Hi everyone,
while discussing recent signal handling issues in LNST we also came
across timeout handling that seems a bit non clear atm.
Any command or test has timeout attribute that defines how much time
it takes for command to finish. E.g.
<run command="sleep 9" timeout="10"/>
Internally we use SIGALRM, to notify the controller about "time is up".
The simplest case is a command/test that's run in foreground (not having
bg_id attribute). For such command the SIGALRM handler is set to raise
an exception and SIGALRM is scheduled based on timeout attribute. If the
command does not finish on time it will be killed.
Another case is a command that is put in background. In that case the
scheduled SIGALRM is immediately reset. Therefore any timeout set for
the command in background does not make sense since the SIGALRM is not
scheduled anymore (actually it will be scheduled again since there are other
commands in the queue, but now irrelevant).

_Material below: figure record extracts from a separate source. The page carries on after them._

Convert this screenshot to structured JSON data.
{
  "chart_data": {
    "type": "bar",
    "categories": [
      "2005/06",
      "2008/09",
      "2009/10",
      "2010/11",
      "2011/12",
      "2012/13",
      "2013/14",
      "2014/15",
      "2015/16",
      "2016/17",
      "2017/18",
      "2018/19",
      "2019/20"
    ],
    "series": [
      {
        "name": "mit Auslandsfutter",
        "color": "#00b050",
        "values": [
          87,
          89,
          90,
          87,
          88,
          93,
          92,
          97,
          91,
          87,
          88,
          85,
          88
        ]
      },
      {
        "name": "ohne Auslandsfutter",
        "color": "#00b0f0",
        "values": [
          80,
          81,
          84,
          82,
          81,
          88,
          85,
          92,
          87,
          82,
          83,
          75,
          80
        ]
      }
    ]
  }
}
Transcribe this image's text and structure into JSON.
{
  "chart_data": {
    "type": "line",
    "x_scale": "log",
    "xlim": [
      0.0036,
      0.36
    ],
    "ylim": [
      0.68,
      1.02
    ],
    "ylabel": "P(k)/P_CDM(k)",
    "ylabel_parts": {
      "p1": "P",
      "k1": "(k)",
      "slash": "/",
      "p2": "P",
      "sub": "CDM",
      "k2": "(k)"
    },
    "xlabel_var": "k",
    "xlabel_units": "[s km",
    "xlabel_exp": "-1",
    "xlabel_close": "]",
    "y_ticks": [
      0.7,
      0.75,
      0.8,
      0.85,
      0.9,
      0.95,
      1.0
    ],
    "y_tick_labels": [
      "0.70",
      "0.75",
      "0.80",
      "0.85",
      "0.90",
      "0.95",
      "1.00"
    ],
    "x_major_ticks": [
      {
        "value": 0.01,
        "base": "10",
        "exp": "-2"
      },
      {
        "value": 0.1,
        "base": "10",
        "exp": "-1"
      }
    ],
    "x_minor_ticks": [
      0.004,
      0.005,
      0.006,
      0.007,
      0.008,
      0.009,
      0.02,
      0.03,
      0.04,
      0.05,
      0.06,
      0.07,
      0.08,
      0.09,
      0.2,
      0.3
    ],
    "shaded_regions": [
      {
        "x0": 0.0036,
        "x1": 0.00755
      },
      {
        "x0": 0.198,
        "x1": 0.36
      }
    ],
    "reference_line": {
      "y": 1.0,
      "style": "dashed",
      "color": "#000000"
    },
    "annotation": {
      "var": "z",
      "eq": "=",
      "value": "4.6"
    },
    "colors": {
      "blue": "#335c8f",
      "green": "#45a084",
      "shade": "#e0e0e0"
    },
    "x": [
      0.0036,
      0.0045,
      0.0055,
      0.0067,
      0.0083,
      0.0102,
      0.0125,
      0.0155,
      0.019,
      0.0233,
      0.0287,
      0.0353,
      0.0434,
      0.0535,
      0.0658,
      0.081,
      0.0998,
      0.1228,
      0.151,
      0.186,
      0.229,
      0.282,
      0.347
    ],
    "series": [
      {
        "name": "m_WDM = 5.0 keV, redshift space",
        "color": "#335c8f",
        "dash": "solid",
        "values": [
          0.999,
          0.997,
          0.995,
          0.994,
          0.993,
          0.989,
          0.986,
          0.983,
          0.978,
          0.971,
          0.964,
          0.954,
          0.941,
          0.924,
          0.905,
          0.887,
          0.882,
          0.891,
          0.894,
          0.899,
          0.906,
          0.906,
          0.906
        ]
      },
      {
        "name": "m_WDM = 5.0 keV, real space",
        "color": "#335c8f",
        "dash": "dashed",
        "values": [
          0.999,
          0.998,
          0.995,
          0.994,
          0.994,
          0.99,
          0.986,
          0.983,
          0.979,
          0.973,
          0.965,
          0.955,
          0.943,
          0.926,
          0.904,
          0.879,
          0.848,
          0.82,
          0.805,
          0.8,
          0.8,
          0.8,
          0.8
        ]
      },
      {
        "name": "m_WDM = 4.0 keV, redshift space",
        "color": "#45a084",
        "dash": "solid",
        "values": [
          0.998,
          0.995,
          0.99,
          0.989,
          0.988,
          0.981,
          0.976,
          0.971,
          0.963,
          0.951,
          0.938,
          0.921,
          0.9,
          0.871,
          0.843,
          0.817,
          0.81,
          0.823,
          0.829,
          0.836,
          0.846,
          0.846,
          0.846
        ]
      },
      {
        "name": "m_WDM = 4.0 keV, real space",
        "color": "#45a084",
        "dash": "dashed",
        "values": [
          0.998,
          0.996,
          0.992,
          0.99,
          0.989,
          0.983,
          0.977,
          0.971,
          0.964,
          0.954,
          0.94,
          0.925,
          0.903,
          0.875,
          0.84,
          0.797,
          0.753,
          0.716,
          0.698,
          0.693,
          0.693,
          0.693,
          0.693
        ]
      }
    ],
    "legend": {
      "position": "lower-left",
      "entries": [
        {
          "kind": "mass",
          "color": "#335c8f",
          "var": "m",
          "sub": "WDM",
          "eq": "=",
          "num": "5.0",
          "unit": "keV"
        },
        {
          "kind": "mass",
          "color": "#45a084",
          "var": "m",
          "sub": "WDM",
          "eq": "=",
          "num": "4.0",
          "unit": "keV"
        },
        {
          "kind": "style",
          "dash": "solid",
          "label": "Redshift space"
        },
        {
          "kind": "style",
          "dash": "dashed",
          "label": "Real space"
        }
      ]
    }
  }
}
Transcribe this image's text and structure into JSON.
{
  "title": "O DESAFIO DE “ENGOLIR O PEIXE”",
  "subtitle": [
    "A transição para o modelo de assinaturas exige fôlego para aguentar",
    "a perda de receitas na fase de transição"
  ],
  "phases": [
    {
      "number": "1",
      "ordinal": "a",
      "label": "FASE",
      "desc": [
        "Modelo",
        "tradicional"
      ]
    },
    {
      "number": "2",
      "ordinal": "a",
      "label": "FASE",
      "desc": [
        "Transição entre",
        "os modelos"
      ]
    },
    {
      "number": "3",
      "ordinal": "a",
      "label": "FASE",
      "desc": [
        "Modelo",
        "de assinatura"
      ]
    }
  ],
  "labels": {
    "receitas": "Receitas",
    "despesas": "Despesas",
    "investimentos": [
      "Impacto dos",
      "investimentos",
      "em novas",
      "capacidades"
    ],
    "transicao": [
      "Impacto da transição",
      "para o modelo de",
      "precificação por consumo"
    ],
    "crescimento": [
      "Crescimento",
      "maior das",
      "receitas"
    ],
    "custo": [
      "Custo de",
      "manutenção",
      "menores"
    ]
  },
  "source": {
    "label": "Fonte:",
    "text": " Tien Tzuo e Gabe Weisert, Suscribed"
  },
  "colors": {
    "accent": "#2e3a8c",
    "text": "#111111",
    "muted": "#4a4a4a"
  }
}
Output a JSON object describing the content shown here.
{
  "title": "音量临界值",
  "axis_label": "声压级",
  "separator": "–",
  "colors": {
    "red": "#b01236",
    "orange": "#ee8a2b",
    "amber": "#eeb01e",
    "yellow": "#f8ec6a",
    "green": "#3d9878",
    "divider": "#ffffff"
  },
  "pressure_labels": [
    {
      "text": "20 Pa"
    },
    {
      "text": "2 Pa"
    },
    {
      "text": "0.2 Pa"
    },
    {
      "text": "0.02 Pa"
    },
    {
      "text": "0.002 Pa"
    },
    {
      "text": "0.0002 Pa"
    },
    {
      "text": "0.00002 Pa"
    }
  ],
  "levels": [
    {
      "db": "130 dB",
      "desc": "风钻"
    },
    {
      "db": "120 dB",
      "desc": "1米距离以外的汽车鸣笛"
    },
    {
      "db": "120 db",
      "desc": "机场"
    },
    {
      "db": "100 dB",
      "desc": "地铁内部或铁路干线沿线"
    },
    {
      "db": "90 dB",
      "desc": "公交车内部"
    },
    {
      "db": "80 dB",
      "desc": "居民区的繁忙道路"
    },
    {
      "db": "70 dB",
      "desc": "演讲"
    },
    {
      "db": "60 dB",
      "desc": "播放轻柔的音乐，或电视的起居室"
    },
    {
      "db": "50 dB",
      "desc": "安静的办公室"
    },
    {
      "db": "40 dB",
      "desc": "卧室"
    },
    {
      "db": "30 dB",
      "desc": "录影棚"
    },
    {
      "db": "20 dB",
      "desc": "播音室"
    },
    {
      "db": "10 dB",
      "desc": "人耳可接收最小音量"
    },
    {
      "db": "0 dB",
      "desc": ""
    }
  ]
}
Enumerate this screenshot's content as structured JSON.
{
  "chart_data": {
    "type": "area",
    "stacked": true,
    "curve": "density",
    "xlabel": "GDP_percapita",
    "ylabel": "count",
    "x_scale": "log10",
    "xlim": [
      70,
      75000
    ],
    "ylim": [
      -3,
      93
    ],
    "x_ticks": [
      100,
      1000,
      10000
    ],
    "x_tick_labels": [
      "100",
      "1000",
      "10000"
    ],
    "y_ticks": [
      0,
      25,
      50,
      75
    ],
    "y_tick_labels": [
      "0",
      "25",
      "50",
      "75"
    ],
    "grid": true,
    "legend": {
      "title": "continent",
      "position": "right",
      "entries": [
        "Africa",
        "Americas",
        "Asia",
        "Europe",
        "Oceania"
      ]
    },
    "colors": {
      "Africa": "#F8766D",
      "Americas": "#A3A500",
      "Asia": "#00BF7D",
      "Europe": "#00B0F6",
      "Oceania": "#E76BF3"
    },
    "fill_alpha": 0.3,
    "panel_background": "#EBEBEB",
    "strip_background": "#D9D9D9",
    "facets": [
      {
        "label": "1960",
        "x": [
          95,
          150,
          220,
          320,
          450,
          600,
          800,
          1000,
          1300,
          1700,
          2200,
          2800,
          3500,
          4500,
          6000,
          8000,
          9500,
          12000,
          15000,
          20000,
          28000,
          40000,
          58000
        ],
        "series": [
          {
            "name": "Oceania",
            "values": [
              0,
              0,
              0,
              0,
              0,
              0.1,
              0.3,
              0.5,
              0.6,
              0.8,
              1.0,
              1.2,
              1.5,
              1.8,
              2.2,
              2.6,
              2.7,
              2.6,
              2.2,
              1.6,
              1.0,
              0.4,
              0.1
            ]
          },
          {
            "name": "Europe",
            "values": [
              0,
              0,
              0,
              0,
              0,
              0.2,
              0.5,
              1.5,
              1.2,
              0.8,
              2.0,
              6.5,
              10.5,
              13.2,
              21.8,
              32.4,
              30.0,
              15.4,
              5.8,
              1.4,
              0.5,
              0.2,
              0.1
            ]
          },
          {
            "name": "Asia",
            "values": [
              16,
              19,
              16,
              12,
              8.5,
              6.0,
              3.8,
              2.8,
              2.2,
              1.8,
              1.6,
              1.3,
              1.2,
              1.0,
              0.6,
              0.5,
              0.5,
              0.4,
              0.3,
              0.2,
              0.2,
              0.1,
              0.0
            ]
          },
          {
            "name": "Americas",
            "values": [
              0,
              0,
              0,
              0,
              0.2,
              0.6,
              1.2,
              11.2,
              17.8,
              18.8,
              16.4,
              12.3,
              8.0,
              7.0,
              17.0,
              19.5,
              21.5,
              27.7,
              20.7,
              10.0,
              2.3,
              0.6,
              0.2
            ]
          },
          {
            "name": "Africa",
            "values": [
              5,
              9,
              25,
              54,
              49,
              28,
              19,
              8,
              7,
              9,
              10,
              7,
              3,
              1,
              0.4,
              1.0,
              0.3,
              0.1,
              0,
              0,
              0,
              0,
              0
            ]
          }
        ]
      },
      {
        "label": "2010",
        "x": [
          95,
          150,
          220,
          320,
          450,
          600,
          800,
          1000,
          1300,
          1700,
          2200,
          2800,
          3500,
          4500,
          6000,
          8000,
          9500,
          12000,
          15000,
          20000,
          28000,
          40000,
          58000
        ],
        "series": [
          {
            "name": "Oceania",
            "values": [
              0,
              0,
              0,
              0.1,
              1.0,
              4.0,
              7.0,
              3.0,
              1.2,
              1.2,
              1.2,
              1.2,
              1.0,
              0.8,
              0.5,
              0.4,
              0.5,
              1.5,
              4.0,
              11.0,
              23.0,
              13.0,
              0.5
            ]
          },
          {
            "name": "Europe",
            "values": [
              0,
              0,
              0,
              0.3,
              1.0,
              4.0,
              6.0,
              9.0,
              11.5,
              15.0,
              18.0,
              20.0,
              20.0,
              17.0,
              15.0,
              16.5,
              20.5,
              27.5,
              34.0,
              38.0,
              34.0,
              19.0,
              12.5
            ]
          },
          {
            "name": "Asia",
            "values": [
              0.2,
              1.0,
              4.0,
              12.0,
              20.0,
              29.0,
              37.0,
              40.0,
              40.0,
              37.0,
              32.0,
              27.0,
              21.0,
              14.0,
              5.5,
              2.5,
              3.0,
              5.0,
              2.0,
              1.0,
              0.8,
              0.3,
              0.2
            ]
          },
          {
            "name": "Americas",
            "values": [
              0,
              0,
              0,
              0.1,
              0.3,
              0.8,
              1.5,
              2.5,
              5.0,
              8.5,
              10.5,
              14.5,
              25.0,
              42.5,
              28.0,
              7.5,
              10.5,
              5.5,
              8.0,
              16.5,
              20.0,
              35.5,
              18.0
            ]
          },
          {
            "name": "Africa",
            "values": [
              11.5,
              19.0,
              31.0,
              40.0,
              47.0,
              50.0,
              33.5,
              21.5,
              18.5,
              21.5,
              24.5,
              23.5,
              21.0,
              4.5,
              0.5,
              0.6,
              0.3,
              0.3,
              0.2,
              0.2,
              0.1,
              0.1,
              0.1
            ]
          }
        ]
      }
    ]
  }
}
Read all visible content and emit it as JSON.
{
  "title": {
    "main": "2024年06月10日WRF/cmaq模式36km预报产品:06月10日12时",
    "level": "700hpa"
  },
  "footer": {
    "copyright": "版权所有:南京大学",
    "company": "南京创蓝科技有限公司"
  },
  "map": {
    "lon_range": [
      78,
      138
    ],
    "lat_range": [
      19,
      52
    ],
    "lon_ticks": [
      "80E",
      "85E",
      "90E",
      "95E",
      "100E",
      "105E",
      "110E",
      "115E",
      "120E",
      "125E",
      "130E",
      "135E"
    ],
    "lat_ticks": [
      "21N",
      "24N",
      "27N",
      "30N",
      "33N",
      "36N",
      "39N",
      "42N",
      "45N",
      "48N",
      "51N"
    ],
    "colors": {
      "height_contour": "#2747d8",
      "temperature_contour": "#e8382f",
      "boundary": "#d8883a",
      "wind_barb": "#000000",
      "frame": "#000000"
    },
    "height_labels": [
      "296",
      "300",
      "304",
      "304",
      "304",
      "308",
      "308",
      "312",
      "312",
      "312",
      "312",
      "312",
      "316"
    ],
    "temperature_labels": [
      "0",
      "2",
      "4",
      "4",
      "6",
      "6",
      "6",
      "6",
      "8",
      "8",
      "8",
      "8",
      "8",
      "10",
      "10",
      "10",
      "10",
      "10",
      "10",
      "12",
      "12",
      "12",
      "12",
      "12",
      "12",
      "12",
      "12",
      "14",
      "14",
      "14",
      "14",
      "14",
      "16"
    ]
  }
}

For the background commands there are two variants of scenario:
a. intr()/kill() is called, here we actually don't care about command
timeout, since recipe is written in a way to terminate the process in
background
b. wait() is called, in this case, the SIGALRM is scheduled for the wait
command based on remaining time of the command running in background,
so in this case timeout is properly handled and valid
All of the above is kind of summary and things are working reliably but
I'd still like to start a discussion on the whole subject and also
following.
If a user specifies timeout for command on background and it has intr() or
kill() accompanied, should we restrict it? Should we just notify the user
that the timeout specified does not make any difference? Should we implement
it so that timeout works also in this case?
Ondrej also mentioned, that if the bg command runs for too long it can be
killed because of socket timeout. So it might be unexpected behavior.
Let me know what you think or if you have more ideas.
-Jan